6-Year-Old Chained as ‘Baby Elephant’ to Confront Potential Circusgoers
Youngster Will Lead PETA Protesters in Spotlighting Ringling’s Violent Treatment of Baby Elephants
For Immediate Release:
September 25, 2014
Contact:
David Perle 202-483-7382
A 6-year-old boy wearing an elephant costume and restrained by a chain will lead PETA protesters in Salt Lake City on Wednesday evening as Ringling Bros. and Barnum & Bailey Circus prepares for its opening show. The protesters will display signs emblazoned with compelling photos taken inside Ringling’s training compound that expose how baby elephants used by Ringling are taken away from their mothers and chained for up to 23 hours a day. During training sessions, they are stretched out, slammed to the ground, gouged with steel-tipped bullhooks—weapons that resemble fireplace pokers with sharp steel hooks on one end—and shocked with electric prods.

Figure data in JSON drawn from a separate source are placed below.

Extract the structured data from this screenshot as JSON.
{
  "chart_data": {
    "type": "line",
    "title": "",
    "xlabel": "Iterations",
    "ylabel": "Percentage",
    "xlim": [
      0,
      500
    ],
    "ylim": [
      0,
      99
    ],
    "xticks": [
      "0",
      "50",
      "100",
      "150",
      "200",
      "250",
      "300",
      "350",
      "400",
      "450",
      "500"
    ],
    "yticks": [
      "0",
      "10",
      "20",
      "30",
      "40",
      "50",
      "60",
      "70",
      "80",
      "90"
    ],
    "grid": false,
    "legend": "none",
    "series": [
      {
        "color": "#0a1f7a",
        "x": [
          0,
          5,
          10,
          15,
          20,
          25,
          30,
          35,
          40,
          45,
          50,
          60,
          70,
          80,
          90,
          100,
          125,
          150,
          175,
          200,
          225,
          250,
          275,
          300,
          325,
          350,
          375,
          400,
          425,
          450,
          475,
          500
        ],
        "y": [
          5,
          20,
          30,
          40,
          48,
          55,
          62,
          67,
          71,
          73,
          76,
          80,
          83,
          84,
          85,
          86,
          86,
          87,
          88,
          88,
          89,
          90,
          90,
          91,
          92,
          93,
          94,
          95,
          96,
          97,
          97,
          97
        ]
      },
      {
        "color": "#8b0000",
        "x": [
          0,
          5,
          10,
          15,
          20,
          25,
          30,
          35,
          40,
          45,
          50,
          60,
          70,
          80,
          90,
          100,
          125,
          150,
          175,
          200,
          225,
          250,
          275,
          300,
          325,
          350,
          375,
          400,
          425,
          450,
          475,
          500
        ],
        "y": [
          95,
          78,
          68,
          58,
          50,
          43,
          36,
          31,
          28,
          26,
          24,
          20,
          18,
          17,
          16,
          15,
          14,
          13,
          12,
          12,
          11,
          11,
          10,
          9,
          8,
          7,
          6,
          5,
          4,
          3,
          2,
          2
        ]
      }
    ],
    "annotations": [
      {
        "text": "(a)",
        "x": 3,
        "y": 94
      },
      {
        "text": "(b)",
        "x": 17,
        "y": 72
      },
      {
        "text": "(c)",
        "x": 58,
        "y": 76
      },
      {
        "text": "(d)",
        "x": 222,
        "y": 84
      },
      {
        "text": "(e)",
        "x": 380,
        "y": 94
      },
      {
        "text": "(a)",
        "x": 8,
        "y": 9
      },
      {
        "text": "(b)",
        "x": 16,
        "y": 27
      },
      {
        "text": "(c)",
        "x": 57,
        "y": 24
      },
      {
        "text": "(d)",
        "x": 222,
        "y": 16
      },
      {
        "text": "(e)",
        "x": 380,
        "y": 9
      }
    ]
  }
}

These abusive sessions go on for several hours a day in order to force the baby elephants to learn to perform circus tricks out of fear of punishment.
When: Wednesday, September 24, 6 p.m.
Where: Intersection of S. Temple and 300 West, Salt Lake City
“Salt Lake City residents would run screaming from the big top if they knew how baby elephants are violently forced to perform difficult, confusing, and sometimes painful tricks,” says PETA Foundation Deputy General Counsel Delcianna Winders. “PETA is telling parents and grandparents that since children love animals, the last place that families should go to is the circus.”
PETA—whose motto reads, in part, that “animals are not ours to use for entertainment”—teamed up with actor Alec Baldwin for a video exposé that focuses on how circuses abuse elephants. In late 2011, Ringling Bros. paid the largest fine in circus history—$270,000—for violations of the Animal Welfare Act.